No Urs for a Sufi poet in grieving Kashmir

Management of Wahab Khar’s shrine fears anti-government protests

Every April, for more than a century, devotees of the mystic poet WahabKhar have travelled from all corners of the Kashmir valley to his mausoleum on a hill, in a village, in Pampore. For the first time though they couldn’t make the pilgrimage because the shrine management took the drastic step of cancelling the annual spiritual event, fearing there would an outbreak of protest against army in the area. 

A few hundred meters from the tomb of the great mystic poet is a huge fortified camp of the army and every year whether one likes it or not they would set up a stall doling out refreshment to the devotees. This year though given the high anti-army sentiment the management felt the presence of army men at the stall might provoke people to protest against the army and thus rather than asking the army not to set up the stall the management took the measure to completely terminate the Urs celebrations.

Not far away from the tomb, the people of Pulwama, Kulgam, and Shopian, and many other areas of Kashmir are still mourning the loss of civilians in the last few weeks, and the shrine management calculated to play it safe by calling off the annual Urs celebration on April 12 and 13. 

“Situation was not feasible for mega celebrations this year due to the volatile situation,” said Abdul Hameed Bhat, a senior care taker at the shrine.  “There were apprehensions of law and order problem on the occasion as army would set up free food, drinking water and other refreshment stalls for the devotees.”

Another care taker at the shrine said that the shrine management thought the youth may resort to stone pelting on the army men and the “situation may deteriorate.” “We thought better to call off the celebrations this year. We know sentiments of hundreds of people including female stand hurt,” he said.

Those who make the pilgrimage every so often were taken aback by the decision and sorely missed being there to observe the annual event and pray and contemplate at the tomb of the mystic. Every April the sound of music and poetry bring the area alive as folk singers from all part of Kashmir assemble at the tomb to sing the poems of the mystic saint. 
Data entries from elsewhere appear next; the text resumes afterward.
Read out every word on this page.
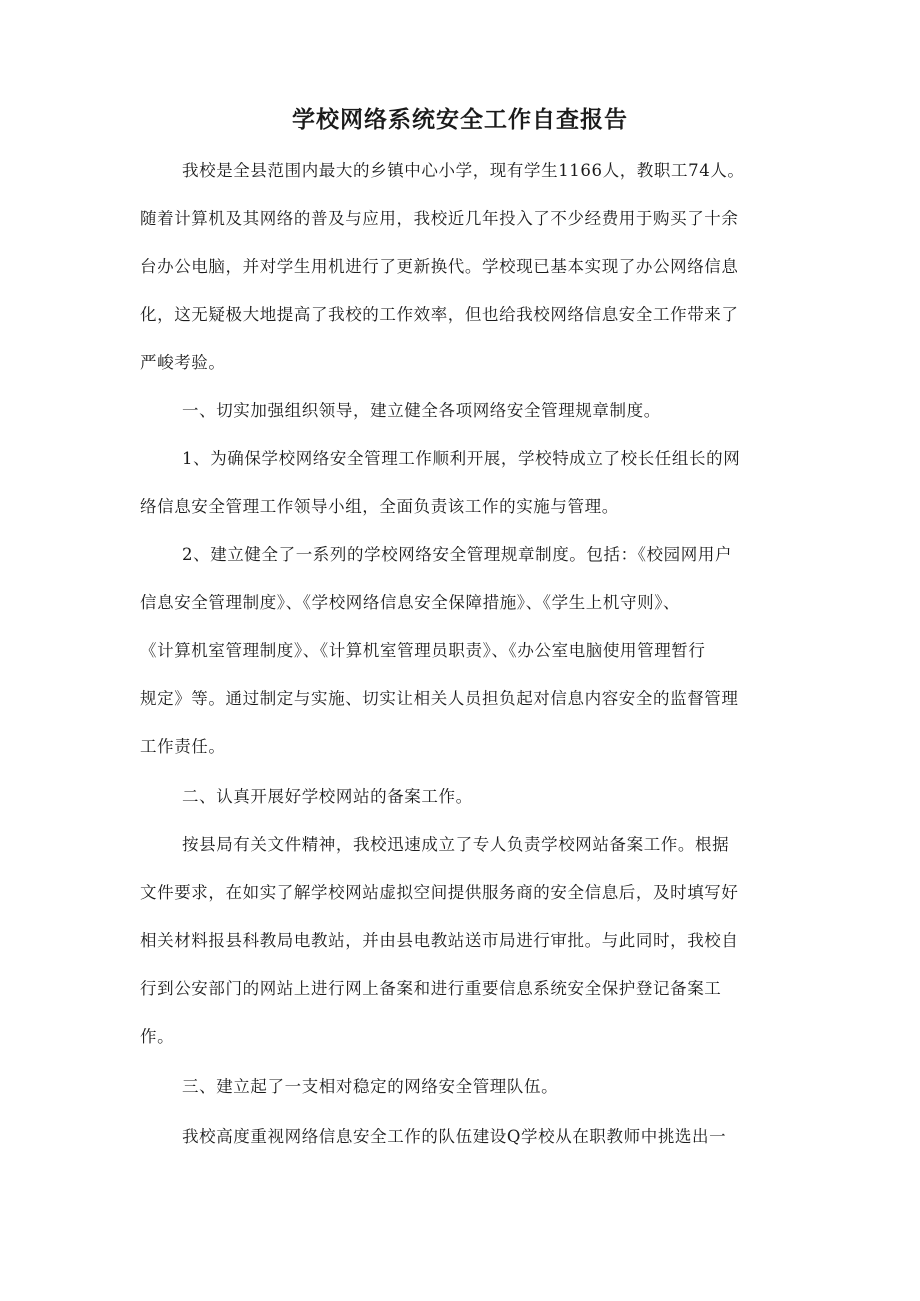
学校网络系统安全工作自查报告
我校是全县范围内最大的乡镇中心小学，现有学生1166人，教职工74人。
随着计算机及其网络的普及与应用，我校近几年投入了不少经费用于购买了十余
台办公电脑，并对学生用机进行了更新换代。学校现已基本实现了办公网络信息
化，这无疑极大地提高了我校的工作效率，但也给我校网络信息安全工作带来了
严峻考验。
一、切实加强组织领导，建立健全各项网络安全管理规章制度。
1、为确保学校网络安全管理工作顺利开展，学校特成立了校长任组长的网
络信息安全管理工作领导小组，全面负责该工作的实施与管理。
2、建立健全了一系列的学校网络安全管理规章制度。包括：《校园网用户
信息安全管理制度》、《学校网络信息安全保障措施》、《学生上机守则》、
《计算机室管理制度》、《计算机室管理员职责》、《办公室电脑使用管理暂行
规定》等。通过制定与实施、切实让相关人员担负起对信息内容安全的监督管理
工作责任。
二、认真开展好学校网站的备案工作。
按县局有关文件精神，我校迅速成立了专人负责学校网站备案工作。根据
文件要求，在如实了解学校网站虚拟空间提供服务商的安全信息后，及时填写好
相关材料报县科教局电教站，并由县电教站送市局进行审批。与此同时，我校自
行到公安部门的网站上进行网上备案和进行重要信息系统安全保护登记备案工
作。
三、建立起了一支相对稳定的网络安全管理队伍。
我校高度重视网络信息安全工作的队伍建设Q学校从在职教师中挑选出一
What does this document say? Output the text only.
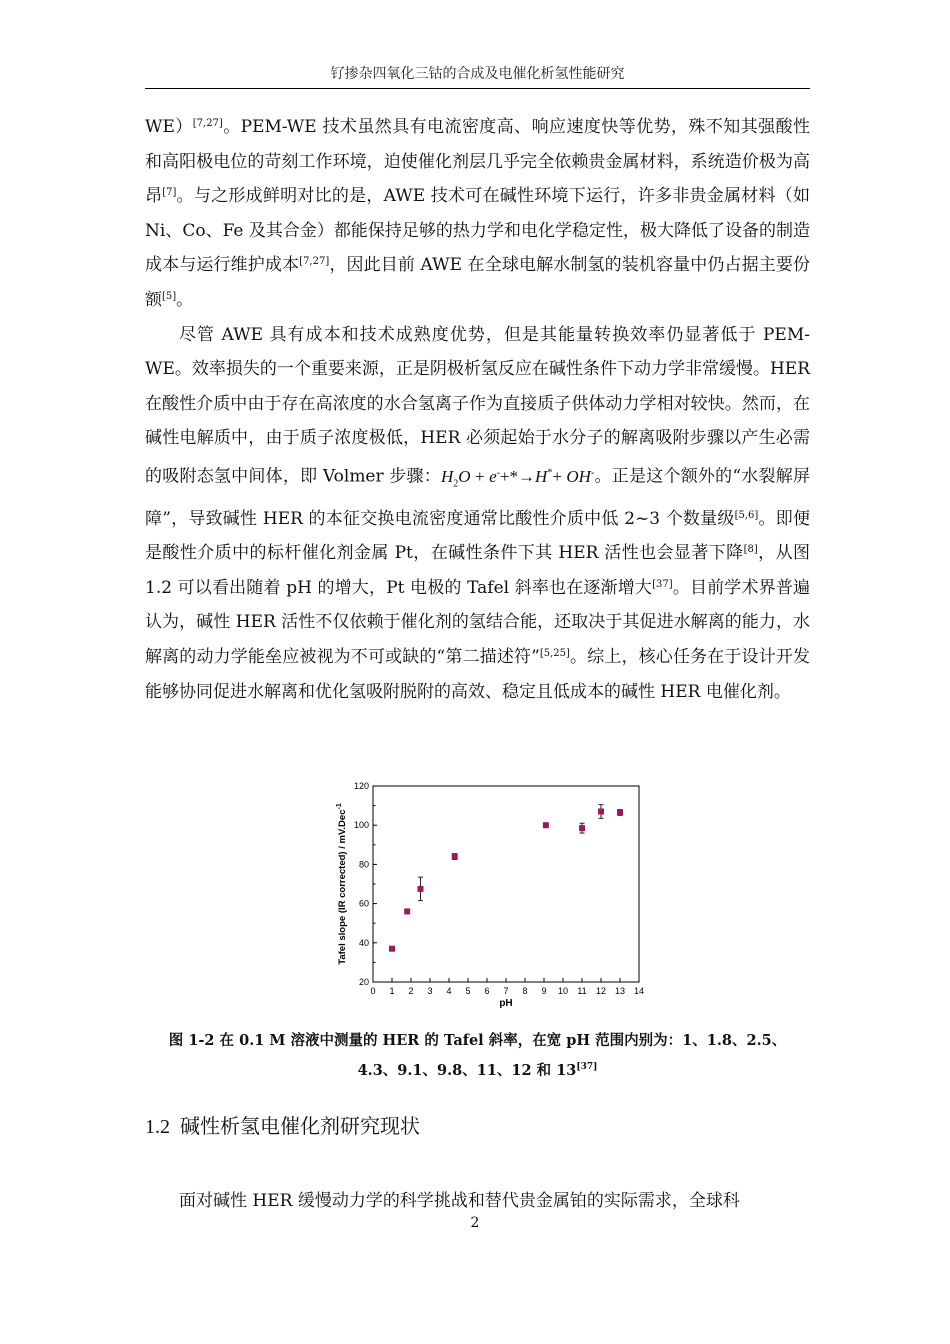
钌掺杂四氧化三钴的合成及电催化析氢性能研究

WE）[7,27]。PEM-WE 技术虽然具有电流密度高、响应速度快等优势，殊不知其强酸性和高阳极电位的苛刻工作环境，迫使催化剂层几乎完全依赖贵金属材料，系统造价极为高昂[7]。与之形成鲜明对比的是，AWE 技术可在碱性环境下运行，许多非贵金属材料（如 Ni、Co、Fe 及其合金）都能保持足够的热力学和电化学稳定性，极大降低了设备的制造成本与运行维护成本[7,27]，因此目前 AWE 在全球电解水制氢的装机容量中仍占据主要份额[5]。

尽管 AWE 具有成本和技术成熟度优势，但是其能量转换效率仍显著低于 PEM-WE。效率损失的一个重要来源，正是阴极析氢反应在碱性条件下动力学非常缓慢。HER 在酸性介质中由于存在高浓度的水合氢离子作为直接质子供体动力学相对较快。然而，在碱性电解质中，由于质子浓度极低，HER 必须起始于水分子的解离吸附步骤以产生必需的吸附态氢中间体，即 Volmer 步骤：$H_2O + e^-+*\to H^*+ OH^-$。正是这个额外的“水裂解屏障”，导致碱性 HER 的本征交换电流密度通常比酸性介质中低 2~3 个数量级[5,6]。即便是酸性介质中的标杆催化剂金属 Pt，在碱性条件下其 HER 活性也会显著下降[8]，从图 1.2 可以看出随着 pH 的增大，Pt 电极的 Tafel 斜率也在逐渐增大[37]。目前学术界普遍认为，碱性 HER 活性不仅依赖于催化剂的氢结合能，还取决于其促进水解离的能力，水解离的动力学能垒应被视为不可或缺的“第二描述符”[5,25]。综上，核心任务在于设计开发能够协同促进水解离和优化氢吸附脱附的高效、稳定且低成本的碱性 HER 电催化剂。

0 1 2 3 4 5 6 7 8 9 10 11 12 13 14
20
40
60
80
100
120
pH
Tafel slope (IR corrected) / mV.Dec$^{-1}$
图 1-2 在 0.1 M 溶液中测量的 HER 的 Tafel 斜率，在宽 pH 范围内别为：1、1.8、2.5、
4.3、9.1、9.8、11、12 和 13[37]
1.2 碱性析氢电催化剂研究现状

面对碱性 HER 缓慢动力学的科学挑战和替代贵金属铂的实际需求，全球科

2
Apart from the congregational prayers on the Urs days, the care takers of the shrine would display the lute like musical instrument called Rabab, used by the saint throughout his life.  Rabab has originated from Central Afghanistan and is one of the national musical instruments of the country.

For Fatima Begum, a resident of the Khanyar area of the old city, not being able to visit the tomb filled her with deep sorrow.  “Whenever I went to the shrine, I did not only find solace there, but my wishes got always fulfilled. I have a great faith with the shrine,” she said. Begum, who claims to be 59-year-old, said saints like WahabKhar are alive. “They are the ones who plead on behalf of us before the Almighty Allah. My all wishes that I made at the shrine were answered.” Though Begum visits the shrine every week, she believes spending the time there on the eve of Urs has its own significance.

Muhammad Mukaram, who is an admirer of the saint, said the shrine management should not have cancelled the celebrations of Urs. “Displaying the sacred things attributed to saint has its own spiritual effect,” he said. “They could have cancelled the folk musical program but not the overall celebrations.”

Deputy Commissioner Pulwama, Ghulam Muhammad Dar, however, downplayed the development saying there was no pressure on the shrine management to cancel the annual Urs celebrations. “We didn’t ask them not to observe the Urs,” he said.